Was ist Selbstbewusstsein? Gefühl und Wille als Rätsel des Menschen

Jahrbuch für Goetheanismus 2017, 2017, P.205-280 | DOI: 10.18756/jfg.2017.205

Zusammenfassung:

Die Dreigliederung des Menschen und des Universums ist die wissenschaftlich fruchtbarste Idee der Anthroposophie, weil sie die Möglichkeit eröffnet, die Abhängigkeiten der Seelischen Wesenheit des Menschen sowohl von der Physischen als auch der Geistigen Welt zu erfassen.

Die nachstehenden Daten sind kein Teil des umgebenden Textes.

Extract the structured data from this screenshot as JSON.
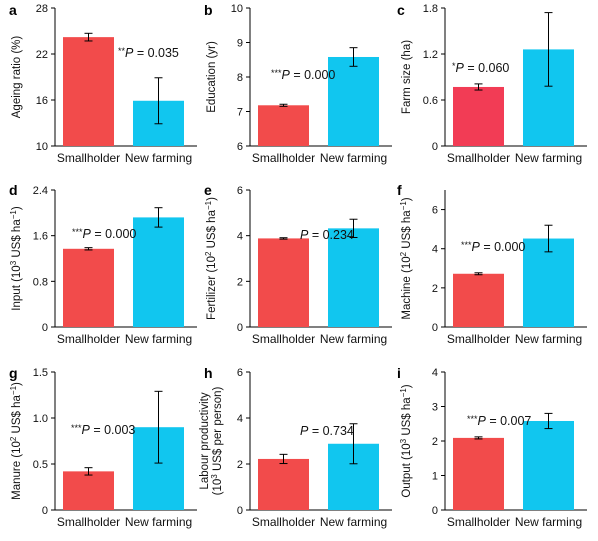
{
  "chart_data": [
    {
      "panel": "a",
      "type": "bar",
      "ylabel": "Ageing ratio (%)",
      "categories": [
        "Smallholder",
        "New farming"
      ],
      "values": [
        24.2,
        15.9
      ],
      "errors": [
        0.5,
        3.0
      ],
      "ylim": [
        10,
        28
      ],
      "yticks": [
        "10",
        "16",
        "22",
        "28"
      ],
      "annotation": {
        "stars": "**",
        "text": " = 0.035"
      }
    },
    {
      "panel": "b",
      "type": "bar",
      "ylabel": "Education (yr)",
      "categories": [
        "Smallholder",
        "New farming"
      ],
      "values": [
        7.18,
        8.58
      ],
      "errors": [
        0.03,
        0.27
      ],
      "ylim": [
        6,
        10
      ],
      "yticks": [
        "6",
        "7",
        "8",
        "9",
        "10"
      ],
      "annotation": {
        "stars": "***",
        "text": " = 0.000"
      }
    },
    {
      "panel": "c",
      "type": "bar",
      "ylabel": "Farm size (ha)",
      "categories": [
        "Smallholder",
        "New farming"
      ],
      "values": [
        0.77,
        1.26
      ],
      "errors": [
        0.04,
        0.48
      ],
      "ylim": [
        0,
        1.8
      ],
      "yticks": [
        "0",
        "0.6",
        "1.2",
        "1.8"
      ],
      "annotation": {
        "stars": "*",
        "text": " = 0.060"
      }
    },
    {
      "panel": "d",
      "type": "bar",
      "ylabel_main": "Input (10",
      "ylabel_sup1": "3",
      "ylabel_mid": " US$ ha",
      "ylabel_sup2": "−1",
      "ylabel_end": ")",
      "categories": [
        "Smallholder",
        "New farming"
      ],
      "values": [
        1.37,
        1.92
      ],
      "errors": [
        0.02,
        0.17
      ],
      "ylim": [
        0,
        2.4
      ],
      "yticks": [
        "0",
        "0.8",
        "1.6",
        "2.4"
      ],
      "annotation": {
        "stars": "***",
        "text": " = 0.000"
      }
    },
    {
      "panel": "e",
      "type": "bar",
      "ylabel_main": "Fertilizer (10",
      "ylabel_sup1": "2",
      "ylabel_mid": " US$ ha",
      "ylabel_sup2": "−1",
      "ylabel_end": ")",
      "categories": [
        "Smallholder",
        "New farming"
      ],
      "values": [
        3.88,
        4.32
      ],
      "errors": [
        0.03,
        0.4
      ],
      "ylim": [
        0,
        6
      ],
      "yticks": [
        "0",
        "2",
        "4",
        "6"
      ],
      "annotation": {
        "stars": "",
        "text": " = 0.234"
      }
    },
    {
      "panel": "f",
      "type": "bar",
      "ylabel_main": "Machine (10",
      "ylabel_sup1": "2",
      "ylabel_mid": " US$ ha",
      "ylabel_sup2": "−1",
      "ylabel_end": ")",
      "categories": [
        "Smallholder",
        "New farming"
      ],
      "values": [
        2.72,
        4.52
      ],
      "errors": [
        0.05,
        0.68
      ],
      "ylim": [
        0,
        7
      ],
      "yticks": [
        "0",
        "2",
        "4",
        "6"
      ],
      "annotation": {
        "stars": "***",
        "text": " = 0.000"
      }
    },
    {
      "panel": "g",
      "type": "bar",
      "ylabel_main": "Manure (10",
      "ylabel_sup1": "2",
      "ylabel_mid": " US$ ha",
      "ylabel_sup2": "−1",
      "ylabel_end": ")",
      "categories": [
        "Smallholder",
        "New farming"
      ],
      "values": [
        0.42,
        0.9
      ],
      "errors": [
        0.04,
        0.39
      ],
      "ylim": [
        0,
        1.5
      ],
      "yticks": [
        "0",
        "0.5",
        "1.0",
        "1.5"
      ],
      "annotation": {
        "stars": "***",
        "text": " = 0.003"
      }
    },
    {
      "panel": "h",
      "type": "bar",
      "ylabel_line1": "Labour productivity",
      "ylabel_main": "(10",
      "ylabel_sup1": "3",
      "ylabel_mid": " US$ per person)",
      "ylabel_sup2": "",
      "ylabel_end": "",
      "categories": [
        "Smallholder",
        "New farming"
      ],
      "values": [
        2.22,
        2.88
      ],
      "errors": [
        0.2,
        0.87
      ],
      "ylim": [
        0,
        6
      ],
      "yticks": [
        "0",
        "2",
        "4",
        "6"
      ],
      "annotation": {
        "stars": "",
        "text": " = 0.734"
      }
    },
    {
      "panel": "i",
      "type": "bar",
      "ylabel_main": "Output (10",
      "ylabel_sup1": "3",
      "ylabel_mid": " US$ ha",
      "ylabel_sup2": "−1",
      "ylabel_end": ")",
      "categories": [
        "Smallholder",
        "New farming"
      ],
      "values": [
        2.09,
        2.58
      ],
      "errors": [
        0.03,
        0.22
      ],
      "ylim": [
        0,
        4
      ],
      "yticks": [
        "0",
        "1",
        "2",
        "3",
        "4"
      ],
      "annotation": {
        "stars": "***",
        "text": " = 0.007"
      }
    }
  ],
  "colors": {
    "smallholder": "#f24b4b",
    "new_farming": "#11c6ef",
    "smallholder_c": "#f23c55"
  }
}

Ihre fruchtbare Handhabung bietet aber zugleich auch größere Schwierigkeiten als die meisten Ideen des zwanzigsten Jahrhunderts, weil der eine Pol dieser Abhängigkeiten eine Erkenntnis der unterbewussten Regionen des Menschcnwesens erfordert. Wir dürfen also nicht glauben, eine Unterscheidung der drei Seelentätigkeiten des Menschen in Denken, Fühlen und Wollen erfordere deren Trennung. Das Gegenteil ist sogar der Fall: Nur ausnahmsweise treten die drei Tätigkeiten der menschlichen Seele getrennt in die Erscheinung, sondern zumeist wirken sie gemeinsam, jedoch jeweils in sehr unterschiedlicher Zusammensetzung. Andererseits enthält die Dreigliederungsidee einen neuen Substanzbegriff, der ein Ausweg aus dern Substanz-Dualismus des cartesianischen Weltbildes und die Grundlage des anthroposophischen Willensbegriffes ist. Am Beispiel des menschlichen Selbstbewusstseins, das von Rudolf Steiner lapidar als ein Willensprozess gekennzeichnet wird, kann bis in die Einzelheiten hinein gezeigt werden, wie in jeweils sehr unterschiedlicher Zusammensetzung der Willensprozess mit dem Denken und Fühlen des Menschen zusammentritt. Dabei wird auch deutlich, dass die Diskussion darüber, ob der menschliche Wille »frei« ist, noch längst nicht beendet ist. Wir müssen also lernen, dieser Frage weiterhin mit einem umfassenden Welt- und Menschenverständnis gegenüberzutreten.